Nakayama A, Eguchi O, Hatakeyama M, Saitoh H, Takada M
Department of Pharmaceutics, Faculty of Pharmaceutical Sciences, Health Sciences University of Hokkaido, Kanazawa, Japan.
Biol Pharm Bull. 1999 May;22(5):535-8. doi: 10.1248/bpb.22.535.
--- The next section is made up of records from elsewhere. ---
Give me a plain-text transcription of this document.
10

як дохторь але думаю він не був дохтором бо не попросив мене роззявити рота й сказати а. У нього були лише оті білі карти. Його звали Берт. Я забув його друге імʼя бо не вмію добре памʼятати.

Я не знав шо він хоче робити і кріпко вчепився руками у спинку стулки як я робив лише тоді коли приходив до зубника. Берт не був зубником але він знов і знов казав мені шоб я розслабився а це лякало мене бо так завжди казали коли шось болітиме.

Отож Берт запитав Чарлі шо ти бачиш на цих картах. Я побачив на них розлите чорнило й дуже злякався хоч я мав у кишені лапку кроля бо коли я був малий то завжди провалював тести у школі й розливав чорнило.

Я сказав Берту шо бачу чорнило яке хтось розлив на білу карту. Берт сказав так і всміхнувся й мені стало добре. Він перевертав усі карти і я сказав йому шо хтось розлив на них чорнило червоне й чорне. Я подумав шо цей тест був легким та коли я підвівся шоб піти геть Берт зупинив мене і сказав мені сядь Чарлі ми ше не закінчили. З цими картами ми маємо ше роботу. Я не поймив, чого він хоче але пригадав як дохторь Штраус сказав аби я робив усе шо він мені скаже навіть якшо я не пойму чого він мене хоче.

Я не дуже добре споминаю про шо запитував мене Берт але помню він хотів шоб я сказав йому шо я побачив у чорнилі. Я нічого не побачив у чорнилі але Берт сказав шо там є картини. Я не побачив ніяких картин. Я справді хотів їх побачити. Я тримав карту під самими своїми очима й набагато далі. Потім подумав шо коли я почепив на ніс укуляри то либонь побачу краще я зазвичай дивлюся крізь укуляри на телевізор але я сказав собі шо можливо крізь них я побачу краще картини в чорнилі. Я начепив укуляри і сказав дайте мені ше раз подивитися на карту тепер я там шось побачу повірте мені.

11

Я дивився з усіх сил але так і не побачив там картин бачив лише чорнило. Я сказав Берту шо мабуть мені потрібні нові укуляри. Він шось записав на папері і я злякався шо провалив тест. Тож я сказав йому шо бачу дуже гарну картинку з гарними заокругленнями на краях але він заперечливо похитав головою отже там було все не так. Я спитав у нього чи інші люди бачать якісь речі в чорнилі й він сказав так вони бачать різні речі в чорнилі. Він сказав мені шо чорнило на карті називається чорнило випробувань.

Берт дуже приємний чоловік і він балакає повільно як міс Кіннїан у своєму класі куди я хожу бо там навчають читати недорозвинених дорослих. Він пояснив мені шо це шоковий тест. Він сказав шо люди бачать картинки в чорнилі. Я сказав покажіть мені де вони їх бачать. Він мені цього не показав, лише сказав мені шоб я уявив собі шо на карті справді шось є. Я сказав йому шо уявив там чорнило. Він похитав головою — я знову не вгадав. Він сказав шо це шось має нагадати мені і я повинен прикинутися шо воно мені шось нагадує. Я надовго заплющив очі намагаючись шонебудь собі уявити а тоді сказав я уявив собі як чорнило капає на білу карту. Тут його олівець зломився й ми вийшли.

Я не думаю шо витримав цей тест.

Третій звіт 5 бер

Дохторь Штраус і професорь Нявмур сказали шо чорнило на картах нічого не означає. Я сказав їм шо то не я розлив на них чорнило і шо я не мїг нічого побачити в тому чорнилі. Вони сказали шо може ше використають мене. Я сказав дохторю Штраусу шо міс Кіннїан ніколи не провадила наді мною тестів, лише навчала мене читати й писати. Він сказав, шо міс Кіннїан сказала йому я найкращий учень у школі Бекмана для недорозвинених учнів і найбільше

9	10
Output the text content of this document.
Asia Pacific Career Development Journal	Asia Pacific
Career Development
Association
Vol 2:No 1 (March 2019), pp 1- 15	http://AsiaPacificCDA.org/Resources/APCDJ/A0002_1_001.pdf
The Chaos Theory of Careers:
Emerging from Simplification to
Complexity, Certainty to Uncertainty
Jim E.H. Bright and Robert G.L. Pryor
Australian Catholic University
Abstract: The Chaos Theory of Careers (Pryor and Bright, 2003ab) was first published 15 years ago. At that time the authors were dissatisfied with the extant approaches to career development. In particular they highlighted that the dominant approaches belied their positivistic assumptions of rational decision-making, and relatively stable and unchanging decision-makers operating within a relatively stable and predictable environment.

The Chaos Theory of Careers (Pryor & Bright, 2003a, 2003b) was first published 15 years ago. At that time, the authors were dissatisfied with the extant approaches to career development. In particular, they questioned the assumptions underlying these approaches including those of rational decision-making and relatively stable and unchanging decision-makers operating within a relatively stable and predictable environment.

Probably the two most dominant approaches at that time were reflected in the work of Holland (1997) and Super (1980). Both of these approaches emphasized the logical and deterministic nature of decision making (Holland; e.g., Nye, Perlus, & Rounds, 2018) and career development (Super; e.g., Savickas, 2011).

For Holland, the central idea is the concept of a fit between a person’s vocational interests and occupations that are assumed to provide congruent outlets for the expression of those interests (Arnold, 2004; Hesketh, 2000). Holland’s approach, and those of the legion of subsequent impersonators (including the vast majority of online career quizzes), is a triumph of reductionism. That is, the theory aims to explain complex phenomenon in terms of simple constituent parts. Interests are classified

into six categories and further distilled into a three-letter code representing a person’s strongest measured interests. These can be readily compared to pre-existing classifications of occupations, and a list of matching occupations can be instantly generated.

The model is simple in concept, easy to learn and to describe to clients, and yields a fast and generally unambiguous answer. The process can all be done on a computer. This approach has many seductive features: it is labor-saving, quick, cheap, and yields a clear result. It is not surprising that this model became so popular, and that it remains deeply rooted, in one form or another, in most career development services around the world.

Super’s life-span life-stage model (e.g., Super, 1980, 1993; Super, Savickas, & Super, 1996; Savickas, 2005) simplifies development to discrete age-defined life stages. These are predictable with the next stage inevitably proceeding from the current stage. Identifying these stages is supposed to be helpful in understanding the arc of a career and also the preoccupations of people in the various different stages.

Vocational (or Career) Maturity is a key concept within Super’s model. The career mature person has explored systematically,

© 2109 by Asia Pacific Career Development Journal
The intestinal absorption of ten steroid hormones was evaluated in the rat small intestine, especially focusing on the interaction with intestinal P-glycoprotein (P-gp). Hydrocortisone, prednisolone, 6alpha-methylprednisolone, and dexamethasone (adrenocortical steroid hormones) all disappeared in a regional-dependent manner (duodenum>jejunum>ileum). The decreased rate of disappearance in the lower small intestine seemed to be due to the involvement of absorption barriers like P-gp. In contrast, all sex hormones including progesterone exhibited very high absorbability in the entire small intestine (duodenum=jejunum=ileum), possibly demonstrating the absence of restricted absorption by intestinal P-gp. Progesterone enhanced the rate of disappearance of vinblastine but did not affect 6alpha-methylprednisolone. In the presence of vinblastine and verapamil, on the other hand, the rate of disappearance of 6alpha-methylprednisolone increased significantly. It was demonstrated that there was a plural P-gp family, which had different substrate specificities, in the rat intestine and that steroid hormones interacted with them as substrates or inhibitors in a very complex manner.
在大鼠小肠中评估了十种甾体激素的肠道吸收情况,尤其关注其与肠道P-糖蛋白(P-gp)的相互作用。氢化可的松、泼尼松龙、6α-甲基泼尼松龙和地塞米松(肾上腺皮质甾体激素)均以区域依赖性方式消失(十二指肠>空肠>回肠)。小肠下段消失速率的降低似乎是由于P-gp等吸收屏障的参与。相比之下,包括孕酮在内的所有性激素在整个小肠(十二指肠=空肠=回肠)中均表现出非常高的吸收性,这可能表明不存在肠道P-gp限制吸收的情况。孕酮提高了长春碱的消失速率,但不影响6α-甲基泼尼松龙。另一方面,在长春碱和维拉帕米存在的情况下,6α-甲基泼尼松龙的消失速率显著增加。结果表明,大鼠肠道中存在多个具有不同底物特异性的P-gp家族,甾体激素以非常复杂的方式作为底物或抑制剂与它们相互作用。